Une décision municipale qui suscite la controverse à Salies-de-Béarn
Le deuxième Conseil municipal de la mandature de Frédéric Domercq, tenu ce mercredi 15 avril 2026, a attiré une affluence citoyenne notablement supérieure à la normale. De nombreux habitants s'étaient déplacés pour connaître la position de l'équipe municipale concernant le projet de gravières à Carresse-Cassaber. Cependant, le maire a décidé de reporter cet avis, invoquant un manque de temps pour étudier le dossier en profondeur, d'autant que le code de l'environnement n'impose aucune obligation formelle de se prononcer sur ce sujet.
La mise en place des délégations et un premier conflit politique
Frédéric Domercq a procédé à l'attribution des délégations aux huit adjoints ainsi qu'aux treize conseillers municipaux délégués. Il a également proposé une délégation au groupe d'opposition Salies pour vous, qui a accepté cette offre. Mais c'est sur le premier point de désaccord entre majorité et opposition que les tensions se sont cristallisées : la majoration de 50% des indemnités des élus, au titre des communes classées station de tourisme.
Cette augmentation financière implique des engagements spécifiques de la part de la municipalité, notamment :
- Un assainissement aux normes environnementales
- La revitalisation du territoire communal
- La signature d'une convention pour le logement des travailleurs saisonniers
Les arguments contradictoires des deux camps
En l'absence de l'ancien maire Thierry Cabanne, excusé, l'opposition s'est exprimée par la voix de Carine Sarriquet. Elle s'est dite "étonnée du montant excessif lié à cette majoration compte tenu du dimensionnement de Salies", soulignant que "le tourisme n'est pas une compétence communale". Elle a rappelé que "lorsque nous étions en responsabilité, nous avions fait le choix de ne pas utiliser cette possibilité".
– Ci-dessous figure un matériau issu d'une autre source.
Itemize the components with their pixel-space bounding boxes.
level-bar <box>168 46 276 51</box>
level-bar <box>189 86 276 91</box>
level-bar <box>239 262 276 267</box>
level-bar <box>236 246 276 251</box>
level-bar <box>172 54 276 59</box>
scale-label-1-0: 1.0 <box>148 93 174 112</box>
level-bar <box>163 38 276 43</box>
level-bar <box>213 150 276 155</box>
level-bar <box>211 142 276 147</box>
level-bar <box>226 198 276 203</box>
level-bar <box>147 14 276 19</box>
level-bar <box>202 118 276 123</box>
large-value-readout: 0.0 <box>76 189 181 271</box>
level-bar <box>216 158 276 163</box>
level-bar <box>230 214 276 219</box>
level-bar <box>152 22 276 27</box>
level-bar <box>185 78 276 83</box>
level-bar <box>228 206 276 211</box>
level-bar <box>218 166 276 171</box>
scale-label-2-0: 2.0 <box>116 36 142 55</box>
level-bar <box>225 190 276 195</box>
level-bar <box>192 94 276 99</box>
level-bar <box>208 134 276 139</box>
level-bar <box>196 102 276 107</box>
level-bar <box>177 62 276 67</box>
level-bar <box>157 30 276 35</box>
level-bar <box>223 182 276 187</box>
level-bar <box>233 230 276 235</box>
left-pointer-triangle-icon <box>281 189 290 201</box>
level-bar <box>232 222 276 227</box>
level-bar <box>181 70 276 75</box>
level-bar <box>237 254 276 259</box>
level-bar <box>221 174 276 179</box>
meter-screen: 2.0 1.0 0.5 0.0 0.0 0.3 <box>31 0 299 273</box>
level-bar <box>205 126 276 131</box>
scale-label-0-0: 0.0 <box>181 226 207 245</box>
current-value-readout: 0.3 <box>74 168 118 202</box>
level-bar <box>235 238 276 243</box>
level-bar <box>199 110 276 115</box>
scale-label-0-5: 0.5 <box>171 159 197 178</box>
Face à ces critiques, le maire Frédéric Domercq a défendu sa position en affirmant que "l'enveloppe n'a pas été prise à taux plein" et que "si nous avons opté pour cette majoration, c'est que ça nous engage". Il a insisté sur sa philosophie de gouvernance : "Nous sommes dans un collectif pas du tout autocentré sur le maire. Il est important de gratifier les actions des conseillers municipaux délégués, qu'ils soient reconnus pour leurs actions futures et à venir."
Le premier édile a précisé que "le choix d'étendre le bénéfice des indemnités à ces conseillers délégués s'est fait grâce à une baisse des indemnités du maire et des adjoints, afin de mieux valoriser l'engagement de chacun pour la commune". Cette redistribution interne des ressources financières vise selon lui à récompenser plus équitablement le travail de tous les élus impliqués dans la vie municipale.
Un débat qui promet de resurgir
Cette séance du conseil municipal a ainsi mis en lumière des divergences fondamentales sur la gestion des finances publiques locales et la philosophie de la rémunération des élus. Alors que l'opposition dénonce une dépense injustifiée pour une petite commune comme Salies-de-Béarn, la majorité défend une vision plus collective de la rétribution du travail municipal.
Nul doute que ce sujet épineux du mode de gouvernance et de la répartition des indemnités devrait réapparaître régulièrement au cours du mandat, cristallisant les différences d'approche entre les forces politiques en présence. La question de la transparence et de la justification des dépenses publiques reste au cœur des préoccupations des citoyens, comme en témoigne l'affluence inhabituelle lors de cette séance.